We are awarding a monetary prize and a complimentary copy of Volume One to the reader who submits the best feedback on a piece appearing in each issue of The Summerset Review. Runners-up receive complimentary copies. For information on how to submit your feedback, see our Guidelines page.
For the Spring 2008 issue, we awarded $150. For the Summer 2008 issue, we awarded $100.
For the current issue - running now through December 1st, 2008 - the prize money is again set at $100.
Award winner for the Summer 2008 issue:
Tanaz Bhathena of Mississauga, Ontario, Canada
LuAnn Schindler of Ewing, Nebraska
|We want to thank all those of you who submitted entries. We recognize the investment you've made to read our publication and write to us. We sincerely appreciate the interest.|
Tanaz writes about Joe Ponepinto's "The Art of Waiting" -
The conflict between the narrator and Mueller reminded me of certain instances in my own life: trying to please an anal professor in college, attempting to create the perfect sales pitch for a nit-picky customer. But that was only on the surface.

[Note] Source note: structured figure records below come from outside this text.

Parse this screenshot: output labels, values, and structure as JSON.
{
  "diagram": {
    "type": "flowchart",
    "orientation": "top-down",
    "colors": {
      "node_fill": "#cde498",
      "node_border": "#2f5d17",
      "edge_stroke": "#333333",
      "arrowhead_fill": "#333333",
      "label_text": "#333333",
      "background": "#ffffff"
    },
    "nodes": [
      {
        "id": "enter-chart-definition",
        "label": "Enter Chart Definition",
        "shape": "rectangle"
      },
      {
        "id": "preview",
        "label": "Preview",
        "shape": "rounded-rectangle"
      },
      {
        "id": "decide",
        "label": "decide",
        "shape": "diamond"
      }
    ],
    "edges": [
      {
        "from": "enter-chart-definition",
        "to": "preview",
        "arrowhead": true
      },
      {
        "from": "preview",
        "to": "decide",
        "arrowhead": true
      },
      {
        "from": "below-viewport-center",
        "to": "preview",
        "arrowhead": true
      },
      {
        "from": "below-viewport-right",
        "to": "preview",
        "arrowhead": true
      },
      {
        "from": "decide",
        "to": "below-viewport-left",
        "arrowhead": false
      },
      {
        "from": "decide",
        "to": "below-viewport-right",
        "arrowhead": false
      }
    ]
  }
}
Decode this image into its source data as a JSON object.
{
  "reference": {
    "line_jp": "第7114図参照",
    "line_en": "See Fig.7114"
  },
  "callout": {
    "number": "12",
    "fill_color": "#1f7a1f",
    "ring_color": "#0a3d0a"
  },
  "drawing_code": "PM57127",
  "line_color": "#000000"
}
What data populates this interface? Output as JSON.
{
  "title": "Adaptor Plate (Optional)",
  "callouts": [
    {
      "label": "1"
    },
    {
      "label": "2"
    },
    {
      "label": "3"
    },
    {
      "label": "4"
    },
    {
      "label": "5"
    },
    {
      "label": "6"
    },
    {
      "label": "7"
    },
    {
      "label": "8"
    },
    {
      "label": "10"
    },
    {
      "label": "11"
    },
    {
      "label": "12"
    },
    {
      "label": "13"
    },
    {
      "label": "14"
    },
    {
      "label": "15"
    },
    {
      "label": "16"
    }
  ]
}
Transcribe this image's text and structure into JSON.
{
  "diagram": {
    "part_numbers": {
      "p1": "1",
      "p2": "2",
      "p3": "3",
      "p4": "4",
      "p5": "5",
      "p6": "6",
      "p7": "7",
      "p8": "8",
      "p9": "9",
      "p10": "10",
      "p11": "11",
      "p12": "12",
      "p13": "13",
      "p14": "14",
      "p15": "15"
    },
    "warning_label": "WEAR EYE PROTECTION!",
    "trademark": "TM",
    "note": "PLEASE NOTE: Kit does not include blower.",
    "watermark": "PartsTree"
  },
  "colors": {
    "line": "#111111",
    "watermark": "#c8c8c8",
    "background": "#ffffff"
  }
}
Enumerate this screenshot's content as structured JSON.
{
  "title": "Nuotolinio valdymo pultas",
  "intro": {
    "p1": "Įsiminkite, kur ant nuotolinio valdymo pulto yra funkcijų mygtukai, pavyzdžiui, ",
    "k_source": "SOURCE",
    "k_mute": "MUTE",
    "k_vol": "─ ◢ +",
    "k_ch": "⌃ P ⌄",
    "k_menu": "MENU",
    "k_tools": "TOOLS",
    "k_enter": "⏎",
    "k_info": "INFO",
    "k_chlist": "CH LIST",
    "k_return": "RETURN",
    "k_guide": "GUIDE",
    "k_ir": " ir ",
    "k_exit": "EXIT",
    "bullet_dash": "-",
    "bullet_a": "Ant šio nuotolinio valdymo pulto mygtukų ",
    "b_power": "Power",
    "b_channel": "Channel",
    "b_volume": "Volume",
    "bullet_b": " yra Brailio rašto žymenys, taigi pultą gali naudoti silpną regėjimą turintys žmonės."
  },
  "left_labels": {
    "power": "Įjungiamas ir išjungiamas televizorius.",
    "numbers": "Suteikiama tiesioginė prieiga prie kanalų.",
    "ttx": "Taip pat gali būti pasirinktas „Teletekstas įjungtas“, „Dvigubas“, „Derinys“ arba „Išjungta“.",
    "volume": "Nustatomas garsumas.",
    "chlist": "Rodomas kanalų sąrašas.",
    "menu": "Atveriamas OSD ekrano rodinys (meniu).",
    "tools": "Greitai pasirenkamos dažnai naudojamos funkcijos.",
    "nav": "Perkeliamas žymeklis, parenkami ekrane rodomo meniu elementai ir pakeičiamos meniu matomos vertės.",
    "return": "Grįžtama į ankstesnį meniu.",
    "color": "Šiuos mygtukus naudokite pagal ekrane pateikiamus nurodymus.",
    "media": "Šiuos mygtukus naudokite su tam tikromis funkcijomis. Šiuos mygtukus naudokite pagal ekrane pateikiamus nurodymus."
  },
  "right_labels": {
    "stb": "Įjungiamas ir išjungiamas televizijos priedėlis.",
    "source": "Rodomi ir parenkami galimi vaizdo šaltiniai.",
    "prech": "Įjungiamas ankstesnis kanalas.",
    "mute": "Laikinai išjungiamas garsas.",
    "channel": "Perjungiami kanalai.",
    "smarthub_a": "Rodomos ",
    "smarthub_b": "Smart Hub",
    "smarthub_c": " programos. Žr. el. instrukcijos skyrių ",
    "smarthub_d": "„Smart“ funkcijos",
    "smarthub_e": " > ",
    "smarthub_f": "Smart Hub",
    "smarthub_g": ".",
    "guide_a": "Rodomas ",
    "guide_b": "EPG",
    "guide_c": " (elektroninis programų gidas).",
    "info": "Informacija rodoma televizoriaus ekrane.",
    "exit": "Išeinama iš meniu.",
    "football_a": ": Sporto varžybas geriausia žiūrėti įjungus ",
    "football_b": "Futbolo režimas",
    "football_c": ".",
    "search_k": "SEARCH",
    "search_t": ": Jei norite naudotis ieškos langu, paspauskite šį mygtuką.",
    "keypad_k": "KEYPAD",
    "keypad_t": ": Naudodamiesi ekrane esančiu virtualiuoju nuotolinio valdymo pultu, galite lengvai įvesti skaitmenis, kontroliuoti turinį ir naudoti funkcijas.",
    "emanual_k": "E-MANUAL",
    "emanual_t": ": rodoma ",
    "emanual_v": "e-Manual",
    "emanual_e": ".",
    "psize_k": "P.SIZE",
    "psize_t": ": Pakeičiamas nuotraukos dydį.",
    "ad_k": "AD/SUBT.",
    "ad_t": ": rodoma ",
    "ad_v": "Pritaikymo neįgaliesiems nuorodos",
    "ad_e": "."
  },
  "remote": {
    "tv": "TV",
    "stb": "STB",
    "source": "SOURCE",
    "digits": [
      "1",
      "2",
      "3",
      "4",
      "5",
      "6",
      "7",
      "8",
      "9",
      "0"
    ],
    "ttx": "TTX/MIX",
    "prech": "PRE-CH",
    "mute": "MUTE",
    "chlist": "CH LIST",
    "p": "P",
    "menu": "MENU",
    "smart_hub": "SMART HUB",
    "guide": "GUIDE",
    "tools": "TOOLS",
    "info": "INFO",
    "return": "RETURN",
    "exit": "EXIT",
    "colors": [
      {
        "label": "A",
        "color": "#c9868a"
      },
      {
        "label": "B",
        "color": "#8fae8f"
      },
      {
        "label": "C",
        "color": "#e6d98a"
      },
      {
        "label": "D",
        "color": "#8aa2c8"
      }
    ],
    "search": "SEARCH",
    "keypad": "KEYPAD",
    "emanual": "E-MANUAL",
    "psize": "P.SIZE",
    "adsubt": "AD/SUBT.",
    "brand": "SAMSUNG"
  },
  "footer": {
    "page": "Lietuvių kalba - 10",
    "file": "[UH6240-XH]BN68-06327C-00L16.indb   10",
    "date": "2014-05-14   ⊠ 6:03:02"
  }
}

On a deeper level, it reminded me of a Buddhist theory called Pratityasamutpada, or "dependent co-arising." In layman's terms, it means that everything in the universe is created by a never-ending chain of cause and effect. Everyone and everything is interdependent. The smallest of creatures in the world have a purpose; the most unskilled jobs can be important when one looks at the big picture. Perhaps you may call this common sense, and indeed it is true that many of us have heard of a similar theory from different sources.
But how many of us have realized and accepted this very simple thing in life? Very few. For many, including myself, shame and ego come in the way. The idea of a job being even close to menial, is embarrassing.
The narrator's transformation in this story, from an embittered artist to a complacent waiter, is inspiring. Unlike the sharp flash of enlightenment common to practitioners of Zen Buddhism, the narrator's nirvana is more subtle – more like the delicate clink of a pair of wine glasses than the hard smack of a bamboo on one's spine. However, as a reader, I thought the effect was just as powerful.